I have read in the Httpd Apache manual that minor version upgrades: To upgrade across minor versions, start by finding the file config.nice in the build directory of your installed server or at the root of the source tree for your old install. This will contain the exact configure command line that you used to configure the source tree.
I have been unable to find any “config.nice” file on the server.
Currently I am on Httpd 2.4.6 but would like to be up to date, 2.4.12 . I am fully aware that if I upgrade manually then I will have to continue to track the upgrades manually which I am happy to to.
It is my understanding that prior to Httpd 2.4 upgrading was awkward and should be avoided but since then it is designed in a way that allows upgrading to be seamless.
If you have swapped from an RPM provided Httpd to compiling manually then I would like to hear about it, what you did and what the outcome was.
You may understand this already, but I just wanted to mention that RHEL/CentOS backport bugfixes and security updates into the Apache version they ship – so although the Apache version isn’t current, it’s still fully patched.
But if you’re already familiar with that, I don’t have much experience trying to keep the Apache version current by manually compiling it… however, I’d be curious if it were as simple as grabbing the source RPM for Apache, and just updating the Apache version it’s compiling.

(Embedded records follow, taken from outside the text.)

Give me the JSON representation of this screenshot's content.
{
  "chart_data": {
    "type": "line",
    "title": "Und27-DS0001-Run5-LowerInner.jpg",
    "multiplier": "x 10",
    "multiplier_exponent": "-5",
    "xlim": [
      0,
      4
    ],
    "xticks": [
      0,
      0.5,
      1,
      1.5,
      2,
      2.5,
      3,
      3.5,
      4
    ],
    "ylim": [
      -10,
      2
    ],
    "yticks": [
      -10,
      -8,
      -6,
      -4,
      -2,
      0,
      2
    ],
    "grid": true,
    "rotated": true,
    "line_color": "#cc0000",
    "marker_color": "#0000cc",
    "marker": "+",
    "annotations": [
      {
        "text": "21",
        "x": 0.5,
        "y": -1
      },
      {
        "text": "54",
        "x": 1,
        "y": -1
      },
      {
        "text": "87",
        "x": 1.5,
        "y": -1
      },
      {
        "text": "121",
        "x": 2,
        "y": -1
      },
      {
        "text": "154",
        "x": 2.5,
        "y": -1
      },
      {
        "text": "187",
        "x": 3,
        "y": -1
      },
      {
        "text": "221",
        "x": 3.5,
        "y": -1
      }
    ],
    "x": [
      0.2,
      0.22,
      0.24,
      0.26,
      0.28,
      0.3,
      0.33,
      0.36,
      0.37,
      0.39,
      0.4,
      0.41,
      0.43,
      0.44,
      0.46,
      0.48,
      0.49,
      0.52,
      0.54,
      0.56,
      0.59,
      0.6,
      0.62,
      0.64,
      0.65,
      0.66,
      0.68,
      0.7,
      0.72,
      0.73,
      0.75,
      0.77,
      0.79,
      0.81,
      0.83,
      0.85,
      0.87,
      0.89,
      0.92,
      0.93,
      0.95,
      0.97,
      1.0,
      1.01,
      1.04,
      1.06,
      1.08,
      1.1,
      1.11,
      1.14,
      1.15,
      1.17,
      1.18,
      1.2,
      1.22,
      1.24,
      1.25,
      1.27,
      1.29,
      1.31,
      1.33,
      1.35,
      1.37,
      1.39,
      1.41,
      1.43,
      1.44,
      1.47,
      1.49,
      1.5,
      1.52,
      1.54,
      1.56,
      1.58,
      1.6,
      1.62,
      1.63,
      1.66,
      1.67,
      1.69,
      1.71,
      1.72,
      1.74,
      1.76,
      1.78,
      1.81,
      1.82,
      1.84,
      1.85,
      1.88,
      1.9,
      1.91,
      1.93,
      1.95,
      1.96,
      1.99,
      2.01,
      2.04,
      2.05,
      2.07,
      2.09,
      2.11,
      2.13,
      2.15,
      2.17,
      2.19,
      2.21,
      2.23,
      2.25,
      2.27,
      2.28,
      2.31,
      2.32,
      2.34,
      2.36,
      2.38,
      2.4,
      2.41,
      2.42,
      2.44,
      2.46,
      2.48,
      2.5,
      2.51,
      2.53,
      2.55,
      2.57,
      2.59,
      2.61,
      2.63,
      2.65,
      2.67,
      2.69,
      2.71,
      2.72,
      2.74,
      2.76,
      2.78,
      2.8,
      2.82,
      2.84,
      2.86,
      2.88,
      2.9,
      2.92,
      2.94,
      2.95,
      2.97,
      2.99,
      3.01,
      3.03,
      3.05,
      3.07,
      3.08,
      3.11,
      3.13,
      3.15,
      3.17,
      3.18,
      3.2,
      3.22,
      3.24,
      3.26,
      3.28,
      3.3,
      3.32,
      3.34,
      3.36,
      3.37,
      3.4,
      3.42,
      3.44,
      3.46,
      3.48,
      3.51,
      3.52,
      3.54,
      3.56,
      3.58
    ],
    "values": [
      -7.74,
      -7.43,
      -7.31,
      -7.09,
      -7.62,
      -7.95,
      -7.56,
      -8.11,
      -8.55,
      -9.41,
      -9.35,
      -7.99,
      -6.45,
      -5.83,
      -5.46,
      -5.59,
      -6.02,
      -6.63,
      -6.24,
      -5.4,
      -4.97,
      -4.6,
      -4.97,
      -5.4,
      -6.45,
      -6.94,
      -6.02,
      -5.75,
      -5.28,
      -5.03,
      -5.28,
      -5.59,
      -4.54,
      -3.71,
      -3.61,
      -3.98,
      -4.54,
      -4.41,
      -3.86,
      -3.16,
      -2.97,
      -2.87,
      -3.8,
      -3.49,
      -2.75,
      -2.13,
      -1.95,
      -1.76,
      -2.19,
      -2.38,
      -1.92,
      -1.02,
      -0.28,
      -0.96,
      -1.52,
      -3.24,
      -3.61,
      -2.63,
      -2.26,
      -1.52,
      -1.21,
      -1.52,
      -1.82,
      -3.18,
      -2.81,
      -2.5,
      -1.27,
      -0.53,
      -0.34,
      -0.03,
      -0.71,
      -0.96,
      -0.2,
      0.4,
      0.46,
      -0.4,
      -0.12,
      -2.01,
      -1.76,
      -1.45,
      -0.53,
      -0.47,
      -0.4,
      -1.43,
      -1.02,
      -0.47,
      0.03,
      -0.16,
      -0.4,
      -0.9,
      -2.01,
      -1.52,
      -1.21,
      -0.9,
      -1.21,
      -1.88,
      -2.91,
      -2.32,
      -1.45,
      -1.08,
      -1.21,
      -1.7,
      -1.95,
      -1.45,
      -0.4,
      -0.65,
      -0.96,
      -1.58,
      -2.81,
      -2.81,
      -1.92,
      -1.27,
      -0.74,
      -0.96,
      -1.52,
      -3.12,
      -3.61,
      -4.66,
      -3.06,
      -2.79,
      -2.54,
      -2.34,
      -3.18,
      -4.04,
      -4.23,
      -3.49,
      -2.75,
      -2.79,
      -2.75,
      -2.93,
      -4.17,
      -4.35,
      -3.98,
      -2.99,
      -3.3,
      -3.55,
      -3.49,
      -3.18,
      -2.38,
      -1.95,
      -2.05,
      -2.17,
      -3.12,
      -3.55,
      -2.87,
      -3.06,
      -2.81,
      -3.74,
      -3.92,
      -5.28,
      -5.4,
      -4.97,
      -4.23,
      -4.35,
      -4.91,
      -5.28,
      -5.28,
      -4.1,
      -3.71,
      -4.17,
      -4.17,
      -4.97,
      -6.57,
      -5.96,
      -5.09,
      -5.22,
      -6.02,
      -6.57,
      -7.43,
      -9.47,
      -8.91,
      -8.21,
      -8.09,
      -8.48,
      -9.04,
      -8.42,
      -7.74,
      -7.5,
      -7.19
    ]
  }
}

Note that the Apache version Virtualmin ships with has the suexec path changed, so that it points to /home.
Thanks for the reply Eric. I am using CentOS so bug-fixes and security updates will be done by Apache, then back-ported to RHEL, then CentOS will follow and then Virtualmin will update it’s RPM and I will be able to receive the update. I think this is how it works.
A while back there was Drupal patch issued and 7 hours after the patch was issued sites which had not applied the patch were seeing real life intrusions.
Please do not take this as a dig(as Vmin is part of the chain) but I a worried that with so many parts to the chain I will not able able to apply vulnerability fixes in a timely manner.
I am also just curious about compiling so think I will give it a go, it does sound very straight forward, and thanks for reminder about /home .
Is there any chance you could provide the spec.httpd that you guys use when creating the CentOS HTTPD RPM?
I am not sure if you are changing –with-suexec-docroot=%{contentdir} / to –with-suexec-docroot=/home </code> or changing the %define contentdir /var/www.
If I had the spec.httpd that you used when creating the RPMS the it would be really helpful. Thanks!
Thanks Eric, I have checked the .spec and will definitely not be recompiling! There is a lot going on in there compared to the basic Apache base and it will take forever to learn what each of these customizations mean.
Was fun learning about RPM’s, SPRMS and compile but I best leave it there (for now!). Thanks for your help.